Ela and Cordel prepare to take the boat back downriver. They are accompanied by two men whom Ela doesn’t like the look of. One of them tries to rape her on the journey, and they are forced to tie them up. Marqués has disappeared, pursuing his ghosts in the jungle, becoming a legend of the river, like the boatman and his woman, the boatman’s brother, the gorilla. But he has left behind his notebooks, and on the journey downriver Ela uses them to reconstruct the narrative of the writer who has gone in search of the causes of the boatman’s death, the narrative that we have read in the body of the book. Back in Romero, Ela leaves Marqués’s belongings with the boat owner and spends three weeks writing up the narrative. The boat owner offers to buy the manuscript, which they agree will be called Feral River: Lovers and Fugitives. He then informs Ela in passing that the local tailor, who had made the boatman’s wedding suit and who was also responsible for dressing the dead, despite being a drunk, has insisted that the man crucified on the mast of the boat and the boatman were not the same person because their measurements were different.
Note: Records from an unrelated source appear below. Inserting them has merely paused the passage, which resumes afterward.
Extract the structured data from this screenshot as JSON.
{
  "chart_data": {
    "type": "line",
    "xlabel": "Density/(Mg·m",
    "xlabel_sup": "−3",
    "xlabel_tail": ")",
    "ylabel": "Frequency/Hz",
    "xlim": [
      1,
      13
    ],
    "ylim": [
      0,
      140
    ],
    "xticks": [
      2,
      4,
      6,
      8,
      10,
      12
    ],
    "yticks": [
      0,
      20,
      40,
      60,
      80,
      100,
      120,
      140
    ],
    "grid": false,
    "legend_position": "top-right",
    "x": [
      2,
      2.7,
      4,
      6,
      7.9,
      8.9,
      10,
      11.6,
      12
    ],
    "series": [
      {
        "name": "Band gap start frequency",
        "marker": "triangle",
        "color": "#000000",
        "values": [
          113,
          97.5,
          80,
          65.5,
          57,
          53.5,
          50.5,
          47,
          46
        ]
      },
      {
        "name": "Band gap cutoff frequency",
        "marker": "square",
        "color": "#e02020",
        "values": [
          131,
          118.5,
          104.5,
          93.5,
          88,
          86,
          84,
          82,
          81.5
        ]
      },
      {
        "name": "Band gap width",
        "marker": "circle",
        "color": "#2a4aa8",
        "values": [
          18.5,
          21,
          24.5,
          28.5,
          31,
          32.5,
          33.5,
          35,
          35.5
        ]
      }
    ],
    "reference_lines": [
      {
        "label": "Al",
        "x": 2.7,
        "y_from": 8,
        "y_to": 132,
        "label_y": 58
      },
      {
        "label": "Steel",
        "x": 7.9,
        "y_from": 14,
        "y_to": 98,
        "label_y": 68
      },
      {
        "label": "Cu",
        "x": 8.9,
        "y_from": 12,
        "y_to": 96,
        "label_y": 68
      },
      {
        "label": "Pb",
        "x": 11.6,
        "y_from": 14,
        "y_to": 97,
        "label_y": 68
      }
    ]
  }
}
This is a powerful narrative about a writer’s journey upriver to determine the causes of someone’s death, with obvious parallels to Joseph Conrad’s novella Heart of Darkness, where there is a trading station upriver and characters who have gone native. The quest to understand the reasons for someone’s disappearance leads to the seeker’s own disappearance, as they pursue their own ghosts and the combination of the river and the jungle becomes too much for them. The narrative structure is interesting, with Ela writing the text based on Marqués’s notebooks, and whenever Marqués – and, later, Cordel – takes a photograph, this photograph is described in a paragraph in italics, so we can picture the scene. It is a text also about language – we have the narrative prepared by Marqués and reconstructed by Ela, but also the language of photography, the language of the Indians and river dwellers, and the language of the surroundings, which the characters are not always comfortable with. It is a text that keeps the reader’s attention.